Jump 1 step from index 0 to 1, then 3 steps to the last index.

class Solution {
public:
int jump(vector<int>& nums) {
if (nums.size() <= 1) {
return 0;
}
int pos = nums.size() - 1;
deque<int> stops = {pos};
for (int i = nums.size() - 2; i >= 0; i--) {
if (pos <= i + nums[i]) {
stops.push_back(pos);
pos = i;
while(stops.size() >= 2) {
if (stops[stops.size() - 2] > i + nums[i]) {
break;
}
stops.pop_back();
}
}
}
return stops.size();
}
};

## 区間スケジューリング問題

N個のタスクがあります。i個目のタスクは A_i日目の朝に始まり、B_i日目の夜に終わります。その間の日は全てそのタスクに専念する必要があります。
あなたはこれらのタスクを自由に選んで実行することができます。ただし、同じ日に複数のタスクを行うことはできません。
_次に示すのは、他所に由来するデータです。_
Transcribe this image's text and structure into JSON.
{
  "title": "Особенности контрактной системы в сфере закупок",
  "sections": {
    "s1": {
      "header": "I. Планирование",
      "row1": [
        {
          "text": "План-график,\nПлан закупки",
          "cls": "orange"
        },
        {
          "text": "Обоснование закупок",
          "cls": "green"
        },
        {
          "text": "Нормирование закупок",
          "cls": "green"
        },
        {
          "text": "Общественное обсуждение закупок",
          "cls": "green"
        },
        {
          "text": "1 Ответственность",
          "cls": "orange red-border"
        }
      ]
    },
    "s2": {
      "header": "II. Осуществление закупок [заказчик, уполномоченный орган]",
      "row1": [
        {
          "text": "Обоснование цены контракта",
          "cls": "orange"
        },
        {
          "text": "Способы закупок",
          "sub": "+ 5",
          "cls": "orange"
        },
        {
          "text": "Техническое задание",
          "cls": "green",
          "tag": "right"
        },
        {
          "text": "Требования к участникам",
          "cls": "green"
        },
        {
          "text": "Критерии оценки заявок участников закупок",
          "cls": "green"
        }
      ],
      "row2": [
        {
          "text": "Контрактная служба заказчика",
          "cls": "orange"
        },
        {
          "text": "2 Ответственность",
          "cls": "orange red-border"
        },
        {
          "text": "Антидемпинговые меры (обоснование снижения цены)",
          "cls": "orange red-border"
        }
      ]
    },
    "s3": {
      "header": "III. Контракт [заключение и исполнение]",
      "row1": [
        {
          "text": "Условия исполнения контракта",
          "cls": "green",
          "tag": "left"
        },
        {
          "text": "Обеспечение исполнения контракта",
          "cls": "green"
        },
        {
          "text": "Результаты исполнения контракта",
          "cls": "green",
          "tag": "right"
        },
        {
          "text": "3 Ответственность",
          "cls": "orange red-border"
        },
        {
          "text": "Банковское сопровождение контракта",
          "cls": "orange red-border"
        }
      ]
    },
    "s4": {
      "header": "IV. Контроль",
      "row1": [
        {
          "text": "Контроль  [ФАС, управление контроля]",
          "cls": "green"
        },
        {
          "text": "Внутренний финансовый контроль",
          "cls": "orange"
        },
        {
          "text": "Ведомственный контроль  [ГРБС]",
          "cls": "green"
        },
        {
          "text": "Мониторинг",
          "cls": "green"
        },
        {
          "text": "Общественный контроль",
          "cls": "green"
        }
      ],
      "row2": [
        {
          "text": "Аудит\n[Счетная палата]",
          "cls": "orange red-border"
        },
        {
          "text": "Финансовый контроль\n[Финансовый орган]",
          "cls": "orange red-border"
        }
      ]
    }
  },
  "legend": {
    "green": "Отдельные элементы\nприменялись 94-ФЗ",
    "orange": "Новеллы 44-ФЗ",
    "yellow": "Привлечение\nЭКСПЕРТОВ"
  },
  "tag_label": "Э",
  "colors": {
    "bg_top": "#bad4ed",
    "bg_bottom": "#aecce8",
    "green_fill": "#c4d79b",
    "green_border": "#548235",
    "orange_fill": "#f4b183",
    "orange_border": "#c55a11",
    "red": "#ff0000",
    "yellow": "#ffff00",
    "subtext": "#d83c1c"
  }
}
実行可能なタスクの個数の最大値を求めてください。

struct Task{
int start;
int end;
bool operator<(const Task& other) {
return end < other.end;
}
bool operator<=(const Task& other) {
return end <= other.end;
}
};

int main() {
int N;
cin >> N;
vector<Task> tasks;
for(int i = 0; i < N; i++) {
int a, b;
cin >> a >> b;
tasks.push_back(Task{start: a, end: b});
}
sort(tasks.begin(), tasks.end());
int ret = 0, time = 0;
for(auto task: tasks) {
if (task.start > time) {
ret++;
time = task.end;
}
}
cout << ret << endl;
return 0;
}